Methods and results: Ventricular fibrillation (VF) risk was assessed in 12 dogs 1 month after anterior MI during an exercise test coupled with brief circumflex coronary occlusion. Susceptible dogs (n = 5) developed VF during the brief ischemic episode, whereas resistant dogs did not (n = 7). Surface QT interval was measured at rest. Endocardial electroanatomic catheter maps of left ventricular repolarization were obtained in four unique regions identified by echocardiography and compared between groups. Compared to resistant dogs, susceptible dogs were characterized by prolonged surface QT intervals (240 +/- 10 msec vs 222 +/- 7 msec, P = 0.04). In addition, they had lower baroreflex sensitivity (9.7 +/- 1.5 msec/mmHg vs 28 +/- 9.8 msec/mmHg, P < 0.01) and a tachycardic response to acute ischemia suggesting higher propensity for stronger sympathetic reflexes.
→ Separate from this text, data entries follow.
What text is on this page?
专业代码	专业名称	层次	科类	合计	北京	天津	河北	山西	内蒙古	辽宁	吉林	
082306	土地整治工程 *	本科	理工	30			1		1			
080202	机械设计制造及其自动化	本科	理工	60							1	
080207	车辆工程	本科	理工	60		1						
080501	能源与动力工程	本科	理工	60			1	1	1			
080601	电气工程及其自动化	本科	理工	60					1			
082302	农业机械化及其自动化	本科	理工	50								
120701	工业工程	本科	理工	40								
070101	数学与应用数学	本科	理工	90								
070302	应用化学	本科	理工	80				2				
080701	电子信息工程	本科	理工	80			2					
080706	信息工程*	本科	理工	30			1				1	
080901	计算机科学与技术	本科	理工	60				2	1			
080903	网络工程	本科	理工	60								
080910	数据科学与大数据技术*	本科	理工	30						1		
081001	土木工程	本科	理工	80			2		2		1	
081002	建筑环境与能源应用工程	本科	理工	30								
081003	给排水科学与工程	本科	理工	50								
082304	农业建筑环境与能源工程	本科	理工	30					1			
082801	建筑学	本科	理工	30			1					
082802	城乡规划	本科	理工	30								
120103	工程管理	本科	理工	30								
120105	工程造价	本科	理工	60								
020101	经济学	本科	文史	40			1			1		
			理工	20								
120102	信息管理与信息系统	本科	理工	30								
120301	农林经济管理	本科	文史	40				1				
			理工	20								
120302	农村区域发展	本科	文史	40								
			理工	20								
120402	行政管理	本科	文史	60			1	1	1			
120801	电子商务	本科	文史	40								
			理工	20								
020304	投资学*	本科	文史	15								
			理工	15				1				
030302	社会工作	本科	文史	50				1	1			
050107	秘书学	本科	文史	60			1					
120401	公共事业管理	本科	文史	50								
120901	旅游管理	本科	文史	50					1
Surface QT interval prolongation in susceptible dogs was due to a marked heterogeneity of endocardial left ventricular repolarization (239 +/- 42 msec, basal anterior wall vs 197 +/- 35, lateral wall; P < 0.001). Resistant animals had no regional differences in endocardial repolarization.

Conclusion: Sympathetic activation following MI not only produces adverse structural remodeling but also contributes to adverse electrophysiologic remodeling resulting in heterogeneous ventricular repolarization and in a myocardial substrate conducive to lethal reentrant arrhythmias.